Nos grands oncles et nos
grands-pères, que l’on a envoyés en 14-18 se faire démolir, étriper et écraser
par les obus et les mitrailleuses, ont éprouvé une peur affreuse. Ils l’ont
surmontée pour faire ce que l’on attendait d’eux. Mais après les combats, par
pudeur ou par crainte de ne pas être compris, ils ont servi à « l’arrière » les
récits héroïques dont celui-ci était gourmand.
Chevallier a eu, lui, le
courage de parler de sa peur. Son témoignage fait revivre ces jeunes hommes dont
le corps, le psychisme ont été brisés. L’écriture, d’une correction tendue et
voulue, devient éclatante de fraîcheur lorsqu’il cite les propos des soldats dans une
langue orale aussi tonique que si elle datait d’hier.

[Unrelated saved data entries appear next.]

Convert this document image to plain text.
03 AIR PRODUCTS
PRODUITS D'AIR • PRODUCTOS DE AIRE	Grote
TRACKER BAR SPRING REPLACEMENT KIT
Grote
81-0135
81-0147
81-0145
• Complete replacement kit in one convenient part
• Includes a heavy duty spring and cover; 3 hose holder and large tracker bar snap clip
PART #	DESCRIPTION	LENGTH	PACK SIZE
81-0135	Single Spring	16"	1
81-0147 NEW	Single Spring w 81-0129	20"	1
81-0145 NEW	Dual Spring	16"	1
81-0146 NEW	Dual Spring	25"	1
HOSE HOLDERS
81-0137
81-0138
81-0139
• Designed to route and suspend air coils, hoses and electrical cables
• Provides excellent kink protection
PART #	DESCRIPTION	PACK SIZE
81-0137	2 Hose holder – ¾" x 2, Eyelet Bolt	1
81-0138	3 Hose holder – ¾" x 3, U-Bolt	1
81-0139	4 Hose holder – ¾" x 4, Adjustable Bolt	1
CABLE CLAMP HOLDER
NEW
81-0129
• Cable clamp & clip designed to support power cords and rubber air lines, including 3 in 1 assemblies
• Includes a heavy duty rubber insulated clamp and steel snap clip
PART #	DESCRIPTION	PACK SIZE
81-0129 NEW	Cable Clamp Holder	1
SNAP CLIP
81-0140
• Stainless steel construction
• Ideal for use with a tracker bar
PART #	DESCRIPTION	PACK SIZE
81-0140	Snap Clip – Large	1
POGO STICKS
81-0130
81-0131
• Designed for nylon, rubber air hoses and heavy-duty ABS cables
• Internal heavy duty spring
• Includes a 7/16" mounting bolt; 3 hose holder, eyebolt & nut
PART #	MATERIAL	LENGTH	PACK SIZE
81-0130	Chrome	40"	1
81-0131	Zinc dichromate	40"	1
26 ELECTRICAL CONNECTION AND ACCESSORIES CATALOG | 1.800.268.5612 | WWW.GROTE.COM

Chevallier, simple soldat,
évoque le courage des officiers subalternes qui partageaient la vie et les
risques de la troupe, et aussi l’ineptie criminelle du commandement. Les
généraux français, dressés à la routine de la vie de garnison, à l’artifice des
manœuvres ou aux facilités tactiques de la guerre coloniale, ne comprenaient
rien à cette guerre industrielle. Leur conception rigide
de la discipline les empêchait d’entendre les témoignages et de réfléchir à la
stratégie :
c’est ainsi qu’ils ont mené une génération à l’abattoir. Une de mes relations
d'affaire, général d’armée aérienne, m’a dit un jour : « On aurait dû fusiller les
généraux de la guerre de 14 ».
Les soldats, entre eux, se
nommaient « les bonhommes ». Cette appellation sympathique s’appliquait
également à ceux d’en face, coincés eux aussi entre l’ennemi et des gendarmes.
Chevallier décrit des combats
d’une violence désespérée après lesquels on éprouvait de la compassion envers
les prisonniers – voire même de l’envie, car pour eux la guerre était finie.
Il n’est rien de tel pour jouer
le va-t-en guerre que celui qui ne s’est jamais battu : généraux bons à passer
des revues, civils héroïques sans risque, politiciens militaristes.
Ces matamores ont été en 1930 scandalisés par le témoignage de Chevallier : il
fallait que le soldat français fût conforme à l’image du héros. Mais ceux qui avaient
fait la guerre au front, par contre, s’y sont reconnus : « Oui, ont-ils dit,
c’est bien ainsi que les choses se passaient ».